В апреле 1914 года в Ирландии появился немецкий журналист Оскар Шверинер. Он собирался написать серию очерков о бедняках Коннемары. И разыскал Роджера, столь активно помогавшего им при эпидемии тифа. Они вместе отправились на полуостров,
В этих обстоятельствах стало известно, что „Ольстерские волонтеры“ Эдварда Карсона тайно выгрузили в порту Ларн и ввезли в город 216 тонн оружия. С учетом уже имевшегося в их распоряжении это давало юнионистам огромный перевес над националистами. Роджеру пришлось ускорить сборы в США.
Но перед тем ему пришлось вместе с Оуином Макниллом отправиться в Лондон на переговоры с Джоном Редмондом, главой Ирландской парламентской партии, который вопреки всякой очевидности был уверен, что билль об автономии будет принят. И находил все новые доказательства доброй воли британского правительства.
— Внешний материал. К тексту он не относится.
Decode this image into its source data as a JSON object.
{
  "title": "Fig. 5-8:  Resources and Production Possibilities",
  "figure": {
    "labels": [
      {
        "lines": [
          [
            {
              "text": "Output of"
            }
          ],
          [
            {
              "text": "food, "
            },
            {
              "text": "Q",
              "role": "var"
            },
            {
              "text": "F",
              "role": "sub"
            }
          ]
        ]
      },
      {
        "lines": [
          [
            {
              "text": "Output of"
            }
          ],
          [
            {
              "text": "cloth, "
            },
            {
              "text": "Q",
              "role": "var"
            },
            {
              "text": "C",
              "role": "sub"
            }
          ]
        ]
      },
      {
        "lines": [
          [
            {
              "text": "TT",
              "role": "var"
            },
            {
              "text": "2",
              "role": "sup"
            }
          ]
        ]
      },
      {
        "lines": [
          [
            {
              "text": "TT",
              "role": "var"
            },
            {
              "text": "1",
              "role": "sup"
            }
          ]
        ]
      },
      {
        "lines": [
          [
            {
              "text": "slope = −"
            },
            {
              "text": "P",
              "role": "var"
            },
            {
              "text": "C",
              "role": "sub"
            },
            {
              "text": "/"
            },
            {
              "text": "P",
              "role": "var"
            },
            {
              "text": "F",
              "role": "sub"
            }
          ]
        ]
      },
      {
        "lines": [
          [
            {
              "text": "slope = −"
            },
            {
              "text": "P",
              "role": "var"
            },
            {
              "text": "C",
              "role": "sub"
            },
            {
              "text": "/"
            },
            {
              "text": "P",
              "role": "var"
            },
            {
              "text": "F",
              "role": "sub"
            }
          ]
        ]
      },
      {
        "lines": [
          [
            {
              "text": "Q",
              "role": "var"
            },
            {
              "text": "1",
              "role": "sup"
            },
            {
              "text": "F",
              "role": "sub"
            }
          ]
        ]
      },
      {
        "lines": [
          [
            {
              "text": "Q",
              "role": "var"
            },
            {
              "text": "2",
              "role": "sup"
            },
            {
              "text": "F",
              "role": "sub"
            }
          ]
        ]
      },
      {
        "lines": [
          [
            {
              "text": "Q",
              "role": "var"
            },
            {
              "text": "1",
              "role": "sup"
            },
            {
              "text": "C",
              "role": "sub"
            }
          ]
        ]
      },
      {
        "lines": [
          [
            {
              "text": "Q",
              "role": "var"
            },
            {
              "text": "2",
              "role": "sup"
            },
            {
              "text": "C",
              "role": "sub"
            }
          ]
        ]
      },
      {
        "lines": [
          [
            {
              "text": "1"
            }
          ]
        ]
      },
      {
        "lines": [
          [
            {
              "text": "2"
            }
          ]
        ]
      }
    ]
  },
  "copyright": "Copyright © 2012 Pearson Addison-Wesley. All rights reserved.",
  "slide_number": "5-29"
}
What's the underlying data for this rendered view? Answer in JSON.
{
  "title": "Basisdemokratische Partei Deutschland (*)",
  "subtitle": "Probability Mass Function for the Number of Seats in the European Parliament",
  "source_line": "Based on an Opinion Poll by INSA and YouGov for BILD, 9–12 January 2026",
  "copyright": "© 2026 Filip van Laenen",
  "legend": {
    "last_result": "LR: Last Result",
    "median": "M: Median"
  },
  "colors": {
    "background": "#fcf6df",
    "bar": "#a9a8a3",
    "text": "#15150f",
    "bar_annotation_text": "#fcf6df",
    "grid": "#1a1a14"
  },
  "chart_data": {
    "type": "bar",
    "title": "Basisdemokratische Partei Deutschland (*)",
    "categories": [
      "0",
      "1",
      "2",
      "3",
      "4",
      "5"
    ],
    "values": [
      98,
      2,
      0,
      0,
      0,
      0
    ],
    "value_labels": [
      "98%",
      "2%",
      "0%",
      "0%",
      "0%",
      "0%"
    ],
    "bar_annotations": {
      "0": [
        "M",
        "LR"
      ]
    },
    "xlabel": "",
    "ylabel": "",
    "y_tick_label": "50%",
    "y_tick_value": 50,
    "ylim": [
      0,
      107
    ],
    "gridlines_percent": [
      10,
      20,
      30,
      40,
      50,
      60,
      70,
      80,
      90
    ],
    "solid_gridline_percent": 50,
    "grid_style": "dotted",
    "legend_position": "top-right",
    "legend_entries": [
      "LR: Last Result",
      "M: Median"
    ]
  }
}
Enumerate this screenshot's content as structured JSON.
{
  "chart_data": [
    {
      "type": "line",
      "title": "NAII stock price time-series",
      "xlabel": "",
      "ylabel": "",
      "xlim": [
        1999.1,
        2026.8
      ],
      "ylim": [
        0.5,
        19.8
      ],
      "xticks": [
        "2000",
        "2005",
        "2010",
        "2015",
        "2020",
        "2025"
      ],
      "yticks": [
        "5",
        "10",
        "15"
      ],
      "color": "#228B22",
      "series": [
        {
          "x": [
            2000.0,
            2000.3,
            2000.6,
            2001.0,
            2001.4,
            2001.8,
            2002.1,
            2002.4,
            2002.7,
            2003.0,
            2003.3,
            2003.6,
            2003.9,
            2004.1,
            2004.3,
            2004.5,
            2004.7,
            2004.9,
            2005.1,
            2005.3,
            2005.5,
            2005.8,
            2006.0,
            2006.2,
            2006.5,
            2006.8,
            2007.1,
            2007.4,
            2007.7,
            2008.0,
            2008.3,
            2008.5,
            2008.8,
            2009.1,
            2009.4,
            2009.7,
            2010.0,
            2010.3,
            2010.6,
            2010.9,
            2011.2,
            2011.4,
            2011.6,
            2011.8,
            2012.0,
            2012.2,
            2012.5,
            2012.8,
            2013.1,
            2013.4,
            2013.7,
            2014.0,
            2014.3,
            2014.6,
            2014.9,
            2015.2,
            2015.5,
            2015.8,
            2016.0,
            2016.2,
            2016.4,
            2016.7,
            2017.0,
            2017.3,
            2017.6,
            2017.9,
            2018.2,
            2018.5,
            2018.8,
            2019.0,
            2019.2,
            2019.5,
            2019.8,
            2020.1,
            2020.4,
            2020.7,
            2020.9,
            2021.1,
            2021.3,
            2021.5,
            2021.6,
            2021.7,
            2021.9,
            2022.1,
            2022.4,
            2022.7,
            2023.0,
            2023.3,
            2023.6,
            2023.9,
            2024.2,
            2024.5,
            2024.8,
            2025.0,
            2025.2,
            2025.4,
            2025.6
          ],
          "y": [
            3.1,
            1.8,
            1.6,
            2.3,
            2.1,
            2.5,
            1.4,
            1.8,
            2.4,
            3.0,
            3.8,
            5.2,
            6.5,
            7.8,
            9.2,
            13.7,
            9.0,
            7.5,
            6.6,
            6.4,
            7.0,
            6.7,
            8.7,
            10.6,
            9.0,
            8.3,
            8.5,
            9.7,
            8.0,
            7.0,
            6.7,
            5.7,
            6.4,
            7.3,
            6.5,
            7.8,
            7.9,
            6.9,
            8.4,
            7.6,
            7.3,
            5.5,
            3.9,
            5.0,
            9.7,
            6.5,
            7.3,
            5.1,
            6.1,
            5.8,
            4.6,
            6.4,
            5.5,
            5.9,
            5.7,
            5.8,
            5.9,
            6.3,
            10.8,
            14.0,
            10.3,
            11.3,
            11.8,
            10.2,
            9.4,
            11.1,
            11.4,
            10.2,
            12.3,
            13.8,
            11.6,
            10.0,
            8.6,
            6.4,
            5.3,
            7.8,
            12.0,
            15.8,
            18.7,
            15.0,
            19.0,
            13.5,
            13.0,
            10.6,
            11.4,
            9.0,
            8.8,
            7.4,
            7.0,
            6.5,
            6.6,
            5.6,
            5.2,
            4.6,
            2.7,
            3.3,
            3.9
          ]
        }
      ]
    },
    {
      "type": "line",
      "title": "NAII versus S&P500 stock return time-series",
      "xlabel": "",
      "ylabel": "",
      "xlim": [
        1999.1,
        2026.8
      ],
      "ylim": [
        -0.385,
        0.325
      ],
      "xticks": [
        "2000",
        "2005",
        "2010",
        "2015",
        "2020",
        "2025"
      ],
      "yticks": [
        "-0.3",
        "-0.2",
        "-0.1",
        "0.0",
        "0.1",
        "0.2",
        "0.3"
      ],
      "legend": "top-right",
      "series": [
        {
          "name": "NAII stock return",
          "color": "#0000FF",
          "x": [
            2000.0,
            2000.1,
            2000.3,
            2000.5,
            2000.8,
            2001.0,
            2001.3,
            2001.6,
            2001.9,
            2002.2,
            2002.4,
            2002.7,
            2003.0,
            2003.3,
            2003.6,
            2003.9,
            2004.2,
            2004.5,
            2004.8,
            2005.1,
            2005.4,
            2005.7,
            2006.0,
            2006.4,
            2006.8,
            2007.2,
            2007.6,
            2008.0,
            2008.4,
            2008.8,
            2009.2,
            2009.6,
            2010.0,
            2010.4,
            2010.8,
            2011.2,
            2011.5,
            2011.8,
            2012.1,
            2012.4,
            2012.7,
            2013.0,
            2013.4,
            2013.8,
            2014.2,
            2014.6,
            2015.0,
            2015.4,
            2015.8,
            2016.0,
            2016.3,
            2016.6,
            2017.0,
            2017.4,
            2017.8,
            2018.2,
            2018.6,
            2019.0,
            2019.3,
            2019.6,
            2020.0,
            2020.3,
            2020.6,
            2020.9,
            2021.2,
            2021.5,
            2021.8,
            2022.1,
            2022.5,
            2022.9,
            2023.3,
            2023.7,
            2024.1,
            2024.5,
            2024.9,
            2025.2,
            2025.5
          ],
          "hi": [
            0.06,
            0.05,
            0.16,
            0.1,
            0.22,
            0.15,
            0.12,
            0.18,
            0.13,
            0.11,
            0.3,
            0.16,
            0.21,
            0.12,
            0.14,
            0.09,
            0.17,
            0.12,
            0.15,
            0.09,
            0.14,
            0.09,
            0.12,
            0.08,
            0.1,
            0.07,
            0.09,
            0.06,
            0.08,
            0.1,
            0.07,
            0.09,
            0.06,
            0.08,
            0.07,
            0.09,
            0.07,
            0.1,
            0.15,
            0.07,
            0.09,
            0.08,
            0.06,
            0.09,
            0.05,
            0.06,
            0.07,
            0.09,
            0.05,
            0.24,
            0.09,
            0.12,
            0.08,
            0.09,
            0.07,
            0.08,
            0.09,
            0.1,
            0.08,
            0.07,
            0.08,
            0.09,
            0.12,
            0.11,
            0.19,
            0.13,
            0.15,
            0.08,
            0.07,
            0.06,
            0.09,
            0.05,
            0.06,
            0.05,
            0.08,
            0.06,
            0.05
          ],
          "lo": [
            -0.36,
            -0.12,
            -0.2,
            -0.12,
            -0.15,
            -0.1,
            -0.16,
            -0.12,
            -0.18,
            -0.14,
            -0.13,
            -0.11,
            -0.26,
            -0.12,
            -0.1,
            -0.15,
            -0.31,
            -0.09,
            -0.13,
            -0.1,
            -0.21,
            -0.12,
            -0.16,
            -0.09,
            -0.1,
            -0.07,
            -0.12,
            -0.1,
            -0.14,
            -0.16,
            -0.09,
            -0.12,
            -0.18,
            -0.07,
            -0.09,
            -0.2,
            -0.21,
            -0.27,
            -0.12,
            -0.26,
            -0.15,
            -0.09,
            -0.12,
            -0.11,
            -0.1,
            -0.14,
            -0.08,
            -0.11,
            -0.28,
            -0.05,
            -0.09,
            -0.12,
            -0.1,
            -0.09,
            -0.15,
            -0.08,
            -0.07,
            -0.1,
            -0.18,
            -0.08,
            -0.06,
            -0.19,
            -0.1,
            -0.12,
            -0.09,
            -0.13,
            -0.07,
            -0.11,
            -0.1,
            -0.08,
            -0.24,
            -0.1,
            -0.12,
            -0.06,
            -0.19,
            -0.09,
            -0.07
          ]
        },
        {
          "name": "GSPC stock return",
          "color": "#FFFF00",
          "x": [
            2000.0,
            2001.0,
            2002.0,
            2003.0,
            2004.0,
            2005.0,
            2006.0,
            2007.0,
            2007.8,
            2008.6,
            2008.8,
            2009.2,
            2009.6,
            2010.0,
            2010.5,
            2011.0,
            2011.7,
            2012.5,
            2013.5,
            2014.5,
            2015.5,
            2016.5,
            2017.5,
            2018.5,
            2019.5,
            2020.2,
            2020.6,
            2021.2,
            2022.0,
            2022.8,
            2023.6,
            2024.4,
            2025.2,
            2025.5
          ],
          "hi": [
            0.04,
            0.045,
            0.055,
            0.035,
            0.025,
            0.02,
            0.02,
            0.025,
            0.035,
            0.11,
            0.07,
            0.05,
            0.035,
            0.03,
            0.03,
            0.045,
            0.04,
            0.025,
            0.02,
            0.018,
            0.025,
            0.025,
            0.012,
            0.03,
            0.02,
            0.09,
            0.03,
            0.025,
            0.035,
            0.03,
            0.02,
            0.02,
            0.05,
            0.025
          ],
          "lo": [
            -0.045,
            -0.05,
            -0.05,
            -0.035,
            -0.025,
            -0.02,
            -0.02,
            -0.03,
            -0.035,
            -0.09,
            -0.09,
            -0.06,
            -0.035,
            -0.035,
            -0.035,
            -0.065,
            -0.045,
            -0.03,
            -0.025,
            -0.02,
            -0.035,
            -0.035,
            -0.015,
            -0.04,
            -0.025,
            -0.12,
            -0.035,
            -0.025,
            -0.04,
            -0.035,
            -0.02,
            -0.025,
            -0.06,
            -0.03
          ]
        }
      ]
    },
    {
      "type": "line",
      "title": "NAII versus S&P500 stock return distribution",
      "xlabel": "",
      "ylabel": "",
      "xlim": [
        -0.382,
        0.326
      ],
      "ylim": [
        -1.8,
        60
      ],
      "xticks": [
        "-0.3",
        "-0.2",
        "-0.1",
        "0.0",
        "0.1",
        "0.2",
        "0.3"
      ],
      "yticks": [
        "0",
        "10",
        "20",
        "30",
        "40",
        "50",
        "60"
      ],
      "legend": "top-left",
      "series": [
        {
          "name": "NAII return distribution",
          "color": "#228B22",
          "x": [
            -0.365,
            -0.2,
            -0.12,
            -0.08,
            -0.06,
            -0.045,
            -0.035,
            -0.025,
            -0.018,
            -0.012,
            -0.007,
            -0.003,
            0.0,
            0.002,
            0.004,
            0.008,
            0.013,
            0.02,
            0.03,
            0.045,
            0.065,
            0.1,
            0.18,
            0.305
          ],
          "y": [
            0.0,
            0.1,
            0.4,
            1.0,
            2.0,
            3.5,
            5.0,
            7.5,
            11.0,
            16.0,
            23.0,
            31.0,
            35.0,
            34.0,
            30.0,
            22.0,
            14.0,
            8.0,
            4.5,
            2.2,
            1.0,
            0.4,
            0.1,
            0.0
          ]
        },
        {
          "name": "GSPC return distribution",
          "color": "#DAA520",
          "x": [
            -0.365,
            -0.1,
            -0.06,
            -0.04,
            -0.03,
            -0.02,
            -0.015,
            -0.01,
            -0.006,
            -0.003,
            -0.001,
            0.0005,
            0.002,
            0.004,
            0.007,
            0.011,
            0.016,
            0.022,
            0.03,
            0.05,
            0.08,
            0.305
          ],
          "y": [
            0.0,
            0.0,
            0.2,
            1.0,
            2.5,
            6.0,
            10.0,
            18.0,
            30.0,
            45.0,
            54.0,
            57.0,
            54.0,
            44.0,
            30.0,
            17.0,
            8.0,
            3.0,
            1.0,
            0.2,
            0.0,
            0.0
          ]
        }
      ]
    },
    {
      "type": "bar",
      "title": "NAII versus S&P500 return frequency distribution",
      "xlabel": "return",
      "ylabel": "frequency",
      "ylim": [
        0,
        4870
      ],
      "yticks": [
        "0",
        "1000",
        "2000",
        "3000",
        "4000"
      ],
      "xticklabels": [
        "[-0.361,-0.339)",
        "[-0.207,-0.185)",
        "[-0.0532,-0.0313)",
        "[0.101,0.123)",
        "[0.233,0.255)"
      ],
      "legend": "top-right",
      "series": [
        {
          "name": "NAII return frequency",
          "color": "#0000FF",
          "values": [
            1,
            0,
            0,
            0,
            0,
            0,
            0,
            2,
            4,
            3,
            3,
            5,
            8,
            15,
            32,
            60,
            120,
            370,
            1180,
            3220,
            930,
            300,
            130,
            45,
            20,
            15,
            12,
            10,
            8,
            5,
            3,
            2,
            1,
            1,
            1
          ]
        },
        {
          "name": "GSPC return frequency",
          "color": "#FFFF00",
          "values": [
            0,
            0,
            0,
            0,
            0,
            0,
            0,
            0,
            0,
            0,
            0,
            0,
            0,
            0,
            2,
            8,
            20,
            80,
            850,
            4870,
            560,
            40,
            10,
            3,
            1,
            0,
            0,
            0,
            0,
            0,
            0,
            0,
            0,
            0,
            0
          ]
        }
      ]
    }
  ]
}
Редмонд, человек тучный, был на удивление подвижен да и говорил с пулеметной скоростью. И его безмерная самоуверенность только усиливала неприязнь, которую давно испытывал к нему Роджер. Почему он сумел завоевать в Ирландии такую популярность? Его главный тезис — автономия должна быть получена при сотрудничестве и дружеских отношениях с Англией — поддерживало огромное большинство народа. Но Роджер не сомневался, что народное доверие начнет падать по мере того, как общество убедится: „гомруль“ — не более чем мираж, который очень пригодился британскому правительству как средство расколоть ирландцев и, посеяв меж ними рознь, лишить возможности к сопротивлению.
Более всего во время их свидания раздражали Роджера утверждения Редфорда о том, что, если начнется война, ирландцы должны сражаться вместе с англичанами — это вопрос столь же принципиальный, сколь и стратегический: и, завоевав таким образом доверие и британского правительства, и всего общества, обретут желанную автономию. Кроме того, он требовал, чтобы двадцать пять представителей его партии были введены в Исполнительный комитет „волонтеров“, на что те в конце концов вынуждены были согласиться, желая сохранить единство. Но даже и эта уступка не заставила Редфорда изменить свое мнение о Кейсменте, которого он продолжал обвинять в „революционном радикализме“. Тем не менее Роджер написал ему два любезных письма, призывая действовать так, чтобы не вносить раскол в ряды ирландцев, каковы бы ни были временные, тактические расхождения. И уверял, что, если „гомруль“ станет реальностью, он, Роджер Кейсмент, первым поддержит его. Но если британское правительство, дрогнув перед ольстерскими экстремистами, так и не введет в Ирландии автономию, националистам придется избрать иную стратегию.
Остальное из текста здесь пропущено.